In the Phase I clinical study, 33 patients with advanced basal cell were treated with GDC-0449, an oral drug made by Genentech. Patients were enrolled at Johns Hopkins, Wayne State University's Karmanos Cancer Center, and the Translational Genomics Research Institute.

Of the 33, 18 had metastatic disease spread to other organs, and 15 had locally advanced disease at the original tumor site. Half of the patients with metastatic cancer responded to the therapy as measured by tumor regression of 30 percent or more. Nine of the 15 patients with local recurrences also responded to the drug. The remaining patients had either stable or progressive disease at a median of nearly 10 months follow-up.

Analysis of patients' skin biopsies revealed that the drug inhibited the Hedgehog signaling pathway.

Rudin and his team also gave the drug to one patient with advanced medulloblastoma, as described in a separate case report in NEJM. The patient, whose cancer recurred 18 months after initial surgery and treatment, had tried several additional therapies with no success. Investigators found that samples of his tumor had very high levels of activity in the Hedgehog pathway.

"Within a few weeks of the treatment, the drug had a remarkable effect on the patient," says Rudin. "He went from being nearly bedridden with significant pain to exercising and having no pain." Rudin recounts that the patient's tumor began to regress, and he gained weight and his requirements for blood transfusion improved. Two months later, however, the cancer progressed and drug treatment could not be sustained. He subsequently died.

Additional research, published online in the Sept. 3, 2009, issue of Science Express by investigators at Johns Hopkins and Genentech, focuses on how the medulloblastoma tumor became resistant to the Hedgehog inhibitor. When the cancer recurred, it had acquired a mutation in a gene known as SMO, which encodes the target of the Hedgehog inhibitor drug. This mutation prevents GDC-0449 from binding to its target. In a mouse model of medulloblastoma selected for GDC-0449 resistance, the researchers found a mutation in the very same location in the mouse SMO gene.

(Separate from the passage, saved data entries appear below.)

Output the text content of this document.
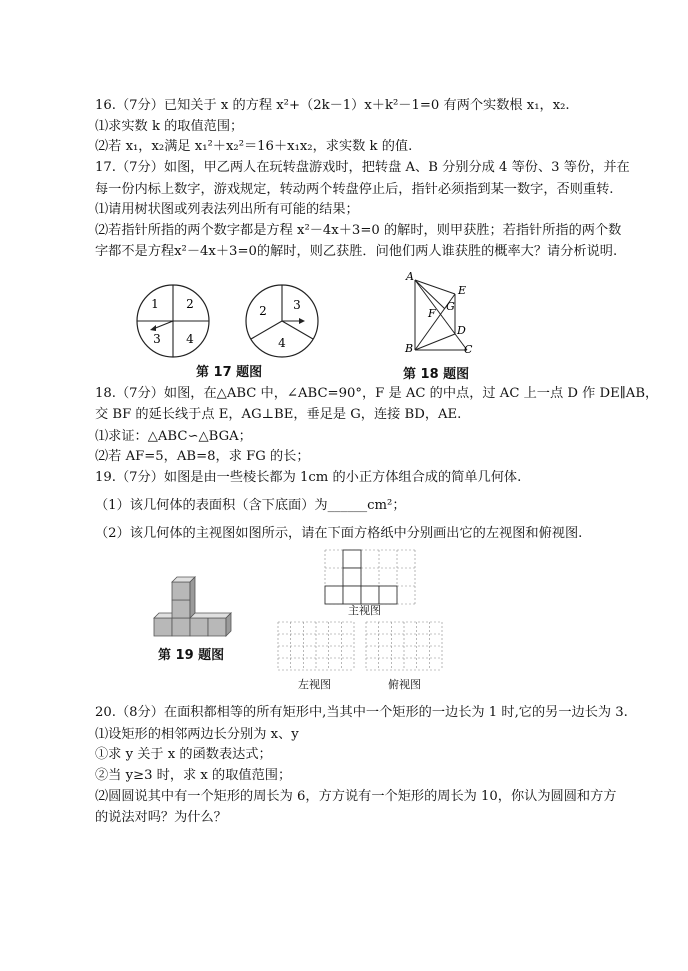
16.（7分）已知关于 x 的方程 x²+（2k－1）x＋k²－1=0 有两个实数根 x₁，x₂.
⑴求实数 k 的取值范围；
⑵若 x₁，x₂满足 x₁²＋x₂²＝16＋x₁x₂，求实数 k 的值.
17.（7分）如图，甲乙两人在玩转盘游戏时，把转盘 A、B 分别分成 4 等份、3 等份，并在
每一份内标上数字，游戏规定，转动两个转盘停止后，指针必须指到某一数字，否则重转.
⑴请用树状图或列表法列出所有可能的结果；
⑵若指针所指的两个数字都是方程 x²－4x＋3=0 的解时，则甲获胜；若指针所指的两个数
字都不是方程x²－4x＋3=0的解时，则乙获胜．问他们两人谁获胜的概率大？请分析说明.
1 2
3 4
3
2
4
第 17 题图
A
E
G
F
D
B	C
第 18 题图
18.（7分）如图，在△ABC 中，∠ABC=90°，F 是 AC 的中点，过 AC 上一点 D 作 DE∥AB，
交 BF 的延长线于点 E，AG⊥BE，垂足是 G，连接 BD，AE.
⑴求证：△ABC∽△BGA；
⑵若 AF=5，AB=8，求 FG 的长；
19.（7分）如图是由一些棱长都为 1cm 的小正方体组合成的简单几何体.
（1）该几何体的表面积（含下底面）为______cm²；
（2）该几何体的主视图如图所示，请在下面方格纸中分别画出它的左视图和俯视图.
第 19 题图
主视图
左视图	俯视图
20.（8分）在面积都相等的所有矩形中,当其中一个矩形的一边长为 1 时,它的另一边长为 3.
⑴设矩形的相邻两边长分别为 x、y
①求 y 关于 x 的函数表达式；
②当 y≥3 时，求 x 的取值范围；
⑵圆圆说其中有一个矩形的周长为 6，方方说有一个矩形的周长为 10，你认为圆圆和方方
的说法对吗？为什么？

Research over the past several years has shown that mutations in genes encoding a family of proteins known as tyrosine kinases are important causes of relapse in cancer patients treated with other targeted cancer therapies, including in lung cancer patients treated with erlotinib. Mutations in SMO, like the one found in this patient, may similarly be an important cause of resistance to Hedgehog inhibitors, says Rudin. Researchers are now evaluating strategies for treating cancers with acquired resistance, to try to maintain the initial good responses seen in some patients treated with these drugs.

The Hedgehog gene got its name from scientists who first studied it in fruit flies. In humans, the Hedgehog pathway has long been known to contain genes that control fetal development and cell growth, and when altered, the pathway can cause excessive cell growth, a hallmark of cancer.

Investigators have begun a clinical trial of GDC-0449 at several U.S. cancer centers for children with medulloblastoma. The disease is typically treated with surgery, radiation and chemotherapy, which can have severe side effects. When it recurs, the cancer is often fatal.

Basal cell skin cancers are the most common type of cancer in adults and are often cured with surgery. It spreads in the body in a very small percentage of people. There are no chemotherapy drugs proven effective in treating metastatic basal cell cancer.